KNOXVILLE – Tennessee’s defensive struggles have been well documented this season.

Despite all the problems the Vols (4-5, 0-5 SEC) have faced, they hit a new low on Saturday in a 55-48 win over Troy.

The Trojans (4-5) piled up an astonishing 721 yards of total offense, a record the Vols didn’t want to set on Saturday. Troy rushed for 225 yards, threw for 496 and converted 10 of 19 third-down attempts against the much-maligned Tennessee defense.

“Well, it’s a bad defense,” an exasperated Derek Dooley said after the game. “You know, we play single high, and they run by our corners. They run over the top. We play split safety, they dink it or they run the ball on a draw. Just didn’t really have an answer for anything.”


Indeed, Tennessee is running out of ways to fix the defense. The Vols have run every coverage in the playbook and have even tried personnel changes. True freshman cornerback Daniel Gray got his first career start in place of senior Prentiss Waggner, but Gray was beat for multiple deep passes and had a costly pass interference call go against him.

Troy, a team that came into the game 1-14 all-time against SEC teams, had extraordinary success moving the ball against the Vols. The Trojans’ previous record for points against an SEC opponent was 34 against Georgia in 2007. They sprinted past that total on their way to putting 48 on the board in Knoxville.

“It all begins with coaching,” Dooley said. “I think the biggest thing, no matter what, the ultimate objective is to win the game. At some point, you’ve got to get stops. We had a lot of problems, obviously, but you’ve got to go play the next play. That’s all you can do.”

Linebacker Curt Maggitt, who finished the game with five tackles, said the players deserve blame as well.

“I think the defense is pretty simply,” he said. “Coach Sal (Sunseri) is doing the best he can. It is on us. We just have to go out there and execute.”

If there is any kind of silver lining on this historically bad day for the defense, it’s that it was able to stop Troy on two of the final five drives of the game. The Trojans held a 48-41 lead with just more than three minutes remaining, but the Vols answered with a score and then got another quick stop to set up the eventual game-winning nine-yard touchdown run from running back Marlin Lane.

“That’s the reason we won,” Dooley said of the defense tightening up in the final minutes. “At some point you have to make a stop, and it took us a while to do that.
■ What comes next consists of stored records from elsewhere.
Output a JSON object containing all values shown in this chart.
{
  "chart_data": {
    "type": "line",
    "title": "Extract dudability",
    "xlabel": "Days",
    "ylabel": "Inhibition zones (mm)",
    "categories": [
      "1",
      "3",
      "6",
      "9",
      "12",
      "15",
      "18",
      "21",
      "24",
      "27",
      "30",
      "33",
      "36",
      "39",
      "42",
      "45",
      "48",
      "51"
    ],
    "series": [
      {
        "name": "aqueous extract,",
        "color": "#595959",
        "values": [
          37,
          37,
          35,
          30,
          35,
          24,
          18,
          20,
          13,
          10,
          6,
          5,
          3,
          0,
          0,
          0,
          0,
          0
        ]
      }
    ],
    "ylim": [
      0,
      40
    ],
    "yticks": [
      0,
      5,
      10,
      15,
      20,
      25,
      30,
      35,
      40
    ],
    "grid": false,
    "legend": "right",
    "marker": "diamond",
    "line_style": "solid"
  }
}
Great job finding a way to win and we survived.”

Injury update: Right guard Zach Fulton (ankle) returned to the starting lineup after missing last week. Running back Rajion Neal (ankle) did not start, but he played limited snaps in his return from a two-week absence. He had seven carries for 32 yards and two touchdowns to go along with a 23-yard touchdown reception.

Running back/return specialist Devrin Young missed the game with a concussion he sustained this week at practice. Wide receiver Justin Hunter returned punts, while freshman Pig Howard took Young’s spot on kickoff returns. Defensive end Trevarris Saulsberry left the game favoring his left leg and did not return.

Wide receiver Cordarrelle Patterson had to get an IV at halftime to help with exhaustion. He returned in the second half.

Record watch: Several records were set or challenged. Here’s a list of some of the most important ones:

. The teams combined for 1,439 yards of total offense, the most ever in a game involving Tennessee.

. Tennessee gave up 721 yards of total offense to Troy, the most the Vols have given up in school history.

. The Vols also gained 718 total yards of offense, another school record.

. Tennessee quarterback Tyler Bray threw for a school-record 530 yards. That’s the second most ever by an SEC quarterback. Former Georgia quarterback Eric Zeier threw for 544 yards against Southern Mississippi in 1993. Former Tennessee quarterback Tyler Bray owned the school record with 523 against Kentucky in 1997.

. Tennessee wide receivers Cordarelle Patterson and Justin Hunter combined for 400 yards receiving, the most ever by a Tennessee duo in one game.

. The 103 combined points were the fourth-most ever in a game involving an SEC team.